Nastąpiła ona w czwartym egzemplarzu testowym F-35A (AF-4), w którym wprowadzono nową konfigurację prądnic, podobnie jak w piątym egzemplarzu F-35B (BF-5) oraz pierwszym F-35C (CF-1). Przy okazji okazało się, że dostęp serwisowy do tak zwanego zintegrowanego systemu zasilania jest znacznie utrudniony.
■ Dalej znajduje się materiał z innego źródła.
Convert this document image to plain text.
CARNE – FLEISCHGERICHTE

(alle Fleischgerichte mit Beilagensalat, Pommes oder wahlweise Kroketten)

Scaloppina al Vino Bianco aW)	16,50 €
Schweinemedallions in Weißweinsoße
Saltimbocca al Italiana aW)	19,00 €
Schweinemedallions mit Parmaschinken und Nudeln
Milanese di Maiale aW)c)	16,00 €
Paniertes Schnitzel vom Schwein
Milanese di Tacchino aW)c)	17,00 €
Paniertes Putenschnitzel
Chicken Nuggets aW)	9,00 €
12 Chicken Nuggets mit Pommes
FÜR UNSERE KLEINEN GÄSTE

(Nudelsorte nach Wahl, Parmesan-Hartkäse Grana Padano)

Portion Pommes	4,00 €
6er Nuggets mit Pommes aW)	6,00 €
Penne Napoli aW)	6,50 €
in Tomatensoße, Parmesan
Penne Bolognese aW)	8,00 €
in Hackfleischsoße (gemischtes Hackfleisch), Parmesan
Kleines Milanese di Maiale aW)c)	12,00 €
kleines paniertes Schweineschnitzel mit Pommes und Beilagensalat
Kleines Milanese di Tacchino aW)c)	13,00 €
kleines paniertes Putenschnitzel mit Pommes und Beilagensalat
Dopracowania wymaga rewolucyjny hełmowy system wyświetlania, którego zastosowanie wyeliminowało potrzebę użycia w F-35 tradycyjnego wyświetlacza przeziernego. Kłopoty z wyrobem firmy Vision Systems International sprawiły, że 1 marca 2011 roku Lockheed przedłożył specyfikację alternatywnego wyświetlacza. Propozycję nowego, opracowanego na bazie gogli noktowizyjnych ANVIS-9 przedstawiła firma BAE Systems. Jak na razie propozycja ta nie jest tak zaawansowana jak VSI, a jej zastosowanie wymagałoby przeprojektowania kokpitu. Lockheed pozwolił za to firmie VSI na usunięcie problemów z wibracjami, fluktuacją obrazu oraz noktowizją. Nowy wyświetlacz ma zostać dostarczony w trzecim kwartale 2013 roku. Wciąż niedopracowane jest oprogramowanie awioniki F-35. W przeciwieństwie do starszych samolotów całe oprogramowanie zostało napisane w języku C++. Pełna wersja bojowa awioniki - Block 3 - będzie składała się aż z 24 milionów linii kodowych. To prawie trzy razy tyle, ile zapisano w oprogramowaniu awioniki F-22. W 2011
roku ujawniono jednak, że zostało zapisane jedynie 50% kodu. Ukończenie programowania będzie wymagało zatrudnienia dodatkowych 110 informatyków i kolejnych pięciu lat pracy. Prawdopodobnie to właśnie jest główna przyczyna tak dużego opóźnienia całego programu JSF.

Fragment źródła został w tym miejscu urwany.